De Güggel-Chrieg

Art des Stücks: Lustspiel in zwei Akten (Spieldauer rund 110 Minuten)

Autor: Ulla Kling, Neubearbeitung durch Martin Willi

Aufführungsrechte: Breuninger Verlag, Aarau – 062 824 42 34

Personen: 4 Herren / 7 Damen

Zeit: Gegenwart, verfasst 1982, Neubearbeitung 2003

Ort der Handlung: Die Handlung spielt zwischen den Häusern der Familien Müller und Schmid in Sisseln. Sie kann aber ebenso gut an eine andere Ortschaft angepasst werden.

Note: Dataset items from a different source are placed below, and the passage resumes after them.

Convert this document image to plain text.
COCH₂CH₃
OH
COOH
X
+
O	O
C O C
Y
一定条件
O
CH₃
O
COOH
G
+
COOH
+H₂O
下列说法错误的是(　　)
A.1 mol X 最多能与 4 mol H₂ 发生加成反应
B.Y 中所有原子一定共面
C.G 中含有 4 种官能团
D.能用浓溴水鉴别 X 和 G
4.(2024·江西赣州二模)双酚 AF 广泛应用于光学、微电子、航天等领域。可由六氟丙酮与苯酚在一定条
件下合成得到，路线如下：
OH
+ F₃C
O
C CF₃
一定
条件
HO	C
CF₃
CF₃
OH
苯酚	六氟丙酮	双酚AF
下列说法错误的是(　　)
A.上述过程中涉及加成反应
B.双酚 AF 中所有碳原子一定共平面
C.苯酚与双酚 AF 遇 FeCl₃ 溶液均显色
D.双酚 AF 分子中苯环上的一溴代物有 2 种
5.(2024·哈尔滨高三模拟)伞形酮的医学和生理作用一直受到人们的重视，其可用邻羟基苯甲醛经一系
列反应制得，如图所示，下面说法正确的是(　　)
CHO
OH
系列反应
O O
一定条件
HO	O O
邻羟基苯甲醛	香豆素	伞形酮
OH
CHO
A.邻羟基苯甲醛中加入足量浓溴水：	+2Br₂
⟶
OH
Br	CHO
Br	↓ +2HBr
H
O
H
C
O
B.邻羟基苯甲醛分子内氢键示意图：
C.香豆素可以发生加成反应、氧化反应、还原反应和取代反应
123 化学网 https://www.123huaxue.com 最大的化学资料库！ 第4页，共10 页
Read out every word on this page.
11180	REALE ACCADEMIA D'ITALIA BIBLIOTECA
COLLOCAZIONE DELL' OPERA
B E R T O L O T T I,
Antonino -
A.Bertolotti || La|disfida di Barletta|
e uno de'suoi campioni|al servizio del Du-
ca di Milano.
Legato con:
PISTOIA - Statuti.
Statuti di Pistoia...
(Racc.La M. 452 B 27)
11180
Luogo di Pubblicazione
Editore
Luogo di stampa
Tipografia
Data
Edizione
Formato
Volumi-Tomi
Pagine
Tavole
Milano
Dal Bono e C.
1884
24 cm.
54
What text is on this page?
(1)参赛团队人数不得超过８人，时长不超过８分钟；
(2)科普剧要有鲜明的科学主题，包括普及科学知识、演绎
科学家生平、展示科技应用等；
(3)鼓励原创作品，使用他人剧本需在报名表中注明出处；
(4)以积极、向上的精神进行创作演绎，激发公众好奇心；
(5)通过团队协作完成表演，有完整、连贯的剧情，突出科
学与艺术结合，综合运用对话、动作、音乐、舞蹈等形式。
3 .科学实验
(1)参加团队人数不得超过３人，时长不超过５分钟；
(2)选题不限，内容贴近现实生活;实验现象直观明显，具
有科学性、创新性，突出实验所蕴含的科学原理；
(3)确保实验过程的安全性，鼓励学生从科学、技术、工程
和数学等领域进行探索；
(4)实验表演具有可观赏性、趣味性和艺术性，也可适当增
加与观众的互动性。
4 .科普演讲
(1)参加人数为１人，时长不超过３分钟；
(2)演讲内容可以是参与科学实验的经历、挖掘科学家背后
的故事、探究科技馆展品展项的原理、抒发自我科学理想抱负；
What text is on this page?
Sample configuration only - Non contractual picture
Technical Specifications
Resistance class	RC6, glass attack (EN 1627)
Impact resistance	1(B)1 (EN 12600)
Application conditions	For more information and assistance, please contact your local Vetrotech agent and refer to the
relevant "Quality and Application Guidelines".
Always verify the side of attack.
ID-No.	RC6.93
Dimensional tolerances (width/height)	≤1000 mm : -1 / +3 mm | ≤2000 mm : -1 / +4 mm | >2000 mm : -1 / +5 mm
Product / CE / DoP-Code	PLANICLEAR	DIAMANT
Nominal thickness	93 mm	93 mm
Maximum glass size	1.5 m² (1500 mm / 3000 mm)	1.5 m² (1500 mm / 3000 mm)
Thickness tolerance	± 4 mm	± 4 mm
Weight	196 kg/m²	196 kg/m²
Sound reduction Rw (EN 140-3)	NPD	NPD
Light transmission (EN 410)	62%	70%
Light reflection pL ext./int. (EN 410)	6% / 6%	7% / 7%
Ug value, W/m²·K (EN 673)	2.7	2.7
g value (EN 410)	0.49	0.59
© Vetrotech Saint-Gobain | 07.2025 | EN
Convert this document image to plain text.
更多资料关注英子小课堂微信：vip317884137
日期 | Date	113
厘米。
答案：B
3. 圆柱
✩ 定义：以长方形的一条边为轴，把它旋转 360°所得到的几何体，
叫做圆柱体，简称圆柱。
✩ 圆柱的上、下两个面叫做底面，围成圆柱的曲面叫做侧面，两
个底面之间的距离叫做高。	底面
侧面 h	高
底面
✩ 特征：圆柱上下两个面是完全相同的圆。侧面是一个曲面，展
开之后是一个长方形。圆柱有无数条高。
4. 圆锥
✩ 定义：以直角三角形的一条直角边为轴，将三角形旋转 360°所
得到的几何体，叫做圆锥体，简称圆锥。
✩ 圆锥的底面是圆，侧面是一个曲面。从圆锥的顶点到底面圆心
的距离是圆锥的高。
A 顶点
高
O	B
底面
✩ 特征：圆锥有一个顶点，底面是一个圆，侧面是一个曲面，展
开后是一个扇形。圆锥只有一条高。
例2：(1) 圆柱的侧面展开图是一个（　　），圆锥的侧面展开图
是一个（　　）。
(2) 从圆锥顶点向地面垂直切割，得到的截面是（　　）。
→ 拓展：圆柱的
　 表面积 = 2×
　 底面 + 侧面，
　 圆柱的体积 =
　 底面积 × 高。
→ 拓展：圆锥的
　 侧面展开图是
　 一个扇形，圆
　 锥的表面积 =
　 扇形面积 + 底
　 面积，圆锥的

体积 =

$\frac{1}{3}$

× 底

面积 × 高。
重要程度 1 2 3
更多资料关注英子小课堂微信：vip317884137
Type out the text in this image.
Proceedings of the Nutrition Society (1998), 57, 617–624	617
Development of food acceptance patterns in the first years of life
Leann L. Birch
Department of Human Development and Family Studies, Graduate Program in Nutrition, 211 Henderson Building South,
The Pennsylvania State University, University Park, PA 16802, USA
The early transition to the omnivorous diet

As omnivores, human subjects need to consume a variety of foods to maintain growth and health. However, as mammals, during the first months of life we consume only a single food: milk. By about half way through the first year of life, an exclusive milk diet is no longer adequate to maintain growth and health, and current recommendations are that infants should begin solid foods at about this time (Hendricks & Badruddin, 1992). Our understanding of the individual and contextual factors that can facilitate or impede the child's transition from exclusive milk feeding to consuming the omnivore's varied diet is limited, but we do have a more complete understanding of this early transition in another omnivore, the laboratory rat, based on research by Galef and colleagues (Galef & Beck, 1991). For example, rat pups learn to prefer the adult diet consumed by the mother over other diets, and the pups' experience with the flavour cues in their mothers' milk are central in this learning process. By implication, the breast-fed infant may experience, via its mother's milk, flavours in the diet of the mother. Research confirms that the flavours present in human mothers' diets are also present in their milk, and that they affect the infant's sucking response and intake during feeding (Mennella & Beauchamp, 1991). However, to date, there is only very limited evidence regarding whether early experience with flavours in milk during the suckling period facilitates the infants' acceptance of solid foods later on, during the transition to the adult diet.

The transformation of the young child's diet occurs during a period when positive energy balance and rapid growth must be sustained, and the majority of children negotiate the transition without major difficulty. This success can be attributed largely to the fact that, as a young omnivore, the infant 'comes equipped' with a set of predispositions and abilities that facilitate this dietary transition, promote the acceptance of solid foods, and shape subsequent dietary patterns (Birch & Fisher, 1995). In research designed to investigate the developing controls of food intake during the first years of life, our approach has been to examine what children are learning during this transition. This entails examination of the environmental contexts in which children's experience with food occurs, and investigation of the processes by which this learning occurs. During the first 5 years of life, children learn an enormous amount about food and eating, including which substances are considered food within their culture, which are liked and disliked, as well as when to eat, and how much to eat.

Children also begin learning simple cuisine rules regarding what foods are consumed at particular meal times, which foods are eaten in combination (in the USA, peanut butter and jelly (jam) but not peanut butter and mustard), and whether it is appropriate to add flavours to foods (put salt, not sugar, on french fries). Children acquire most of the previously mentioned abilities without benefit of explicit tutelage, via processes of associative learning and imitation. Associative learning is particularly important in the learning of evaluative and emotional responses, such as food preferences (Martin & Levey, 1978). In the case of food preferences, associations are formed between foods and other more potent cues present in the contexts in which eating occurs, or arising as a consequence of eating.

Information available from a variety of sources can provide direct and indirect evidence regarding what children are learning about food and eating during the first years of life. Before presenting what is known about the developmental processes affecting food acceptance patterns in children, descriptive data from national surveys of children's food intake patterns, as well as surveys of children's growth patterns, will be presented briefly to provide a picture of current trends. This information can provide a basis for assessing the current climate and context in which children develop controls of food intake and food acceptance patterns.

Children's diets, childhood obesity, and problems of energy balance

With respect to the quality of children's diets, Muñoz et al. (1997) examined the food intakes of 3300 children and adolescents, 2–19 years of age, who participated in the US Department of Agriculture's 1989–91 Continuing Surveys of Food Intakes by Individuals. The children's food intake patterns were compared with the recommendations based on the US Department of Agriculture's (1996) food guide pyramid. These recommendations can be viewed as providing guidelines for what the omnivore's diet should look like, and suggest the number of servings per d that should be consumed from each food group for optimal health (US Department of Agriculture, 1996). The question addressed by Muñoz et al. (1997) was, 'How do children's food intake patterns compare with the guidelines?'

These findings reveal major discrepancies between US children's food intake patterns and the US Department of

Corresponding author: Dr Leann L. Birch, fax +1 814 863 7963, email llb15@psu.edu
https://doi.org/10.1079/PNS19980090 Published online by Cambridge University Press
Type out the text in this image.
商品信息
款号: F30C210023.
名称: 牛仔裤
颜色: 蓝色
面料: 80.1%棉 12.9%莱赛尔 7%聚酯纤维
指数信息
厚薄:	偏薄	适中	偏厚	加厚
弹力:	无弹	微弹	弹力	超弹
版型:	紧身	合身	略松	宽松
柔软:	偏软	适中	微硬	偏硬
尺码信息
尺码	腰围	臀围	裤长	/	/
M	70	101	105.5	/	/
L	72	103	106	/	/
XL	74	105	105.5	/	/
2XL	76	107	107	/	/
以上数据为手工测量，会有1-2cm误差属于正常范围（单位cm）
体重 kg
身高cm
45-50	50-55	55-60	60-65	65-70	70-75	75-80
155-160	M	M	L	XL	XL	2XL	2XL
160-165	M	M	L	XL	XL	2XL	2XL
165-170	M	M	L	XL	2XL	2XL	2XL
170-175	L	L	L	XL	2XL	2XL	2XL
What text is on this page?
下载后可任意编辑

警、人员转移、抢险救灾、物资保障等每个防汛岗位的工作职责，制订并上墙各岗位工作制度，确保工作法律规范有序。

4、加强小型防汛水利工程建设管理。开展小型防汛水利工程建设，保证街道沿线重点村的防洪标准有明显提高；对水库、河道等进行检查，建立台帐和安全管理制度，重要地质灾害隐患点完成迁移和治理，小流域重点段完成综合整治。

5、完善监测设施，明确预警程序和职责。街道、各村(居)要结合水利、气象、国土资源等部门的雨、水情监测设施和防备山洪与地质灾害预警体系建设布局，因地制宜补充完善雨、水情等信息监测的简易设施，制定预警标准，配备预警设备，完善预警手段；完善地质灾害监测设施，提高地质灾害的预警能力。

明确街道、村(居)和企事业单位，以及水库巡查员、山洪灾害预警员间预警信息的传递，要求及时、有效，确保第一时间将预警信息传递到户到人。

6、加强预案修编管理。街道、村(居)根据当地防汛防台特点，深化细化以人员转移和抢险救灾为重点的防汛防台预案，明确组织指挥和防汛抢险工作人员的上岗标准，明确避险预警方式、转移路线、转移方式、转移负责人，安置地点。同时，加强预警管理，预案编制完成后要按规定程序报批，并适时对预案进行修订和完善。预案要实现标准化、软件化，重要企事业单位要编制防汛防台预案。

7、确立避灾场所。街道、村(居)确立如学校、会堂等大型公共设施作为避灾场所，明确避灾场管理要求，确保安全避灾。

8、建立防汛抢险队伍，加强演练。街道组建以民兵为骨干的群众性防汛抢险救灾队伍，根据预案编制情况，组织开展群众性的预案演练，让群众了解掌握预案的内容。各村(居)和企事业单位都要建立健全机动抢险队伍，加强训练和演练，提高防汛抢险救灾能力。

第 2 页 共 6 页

Inhaltsangabe: Die Familien Müller und Schmid leben schon seit vielen Jahren als Nachbarn in Sisseln. Doch aus der einstigen Freundschaft ist Neid, Hass und Streit geworden. Schuld daran ist Heidi Müllers Hahn Kolumbus. Denn immer wenn es Mitternacht schlägt kräht der Hahn, er kräht nicht auf dem Mist, sondern im Stall, doch dies so laut und krächzend, dass Anna Schmid nicht mehr schlafen kann. Das ist kein Wunder, denn der Stall ist nur acht Meter von Annas Schlafzimmer entfernt. Dieses Problem spitzt sich immer mehr zu und ist bereits zum Dorfgespräch Nummer eins geworden. Ganz Sisseln steht buchstäblich Kopf und die beiden streitbaren Frauen würden sich am liebsten Gift geben! Hahn Kolumbus stört jedoch nicht nur die Schlafenden, er sorgt auch dafür, dass Heidis Töchter Christa und Vroni sich pünktlich von ihren Liebhabern Franz und Thomas trennen. Doch Heidi ahnt, ebenso wie ihre Mutter Lina, nichts von den Liebschaften ihrer zwei Töchter. Maria, die jüngste der drei Geschwister, würde der Mutter ja so gerne alles erzählen, aber immer wird sie von den zwei älteren daran gehindert. Das Schicksal nimmt seinen Lauf: Anna klagt Heidi wegen Nachtruhestörung ein. Mehr noch, sogar der Tierschutz wird eingeschaltet, denn was soll ein Hahn ohne Henne. Für Anna ist dies auch der Grund für das nächtliche Schreien: Entzugserscheinung! Da Xaver Schmid von seiner Angetrauten keine Omelette bekommt, weil diese zu sehr unter dem Krähen leidet, geht er halt, nur im Nachthemd, zur Nachbarin. Das ist zu viel für Anna, das ist ein Scheidungsgrund. So muss der geplagte Xaver von nun an im Stall bei Kolumbus übernachten. Auch die Liebschaften der Müller-Töchter drohen ob dem „Güggelchrieg“ in die Brüche zu gehen. Um Kolumbus vor dem Todesurteil zu retten, wird eigens der Tierpsychologe Markus Knöpfli beauftragt, den Hahn zu untersuchen. Knöpfli verliebt sich in Maria und stellt bei der Untersuchung des kuriosen Hahns eine verblüffende Diagnose, von der auch die Bezirksrichterin Von Allmen überrascht ist. Doch ob dies Kolumbus am Leben erhält? Werden die beiden streitbaren Frauen wieder Frieden schliessen? Kommen die Liebschaften der Müller-Töchter wieder ins Lot? Fragen über Fragen, die das turbulente Lustspiel erst am Schluss auflösen wird…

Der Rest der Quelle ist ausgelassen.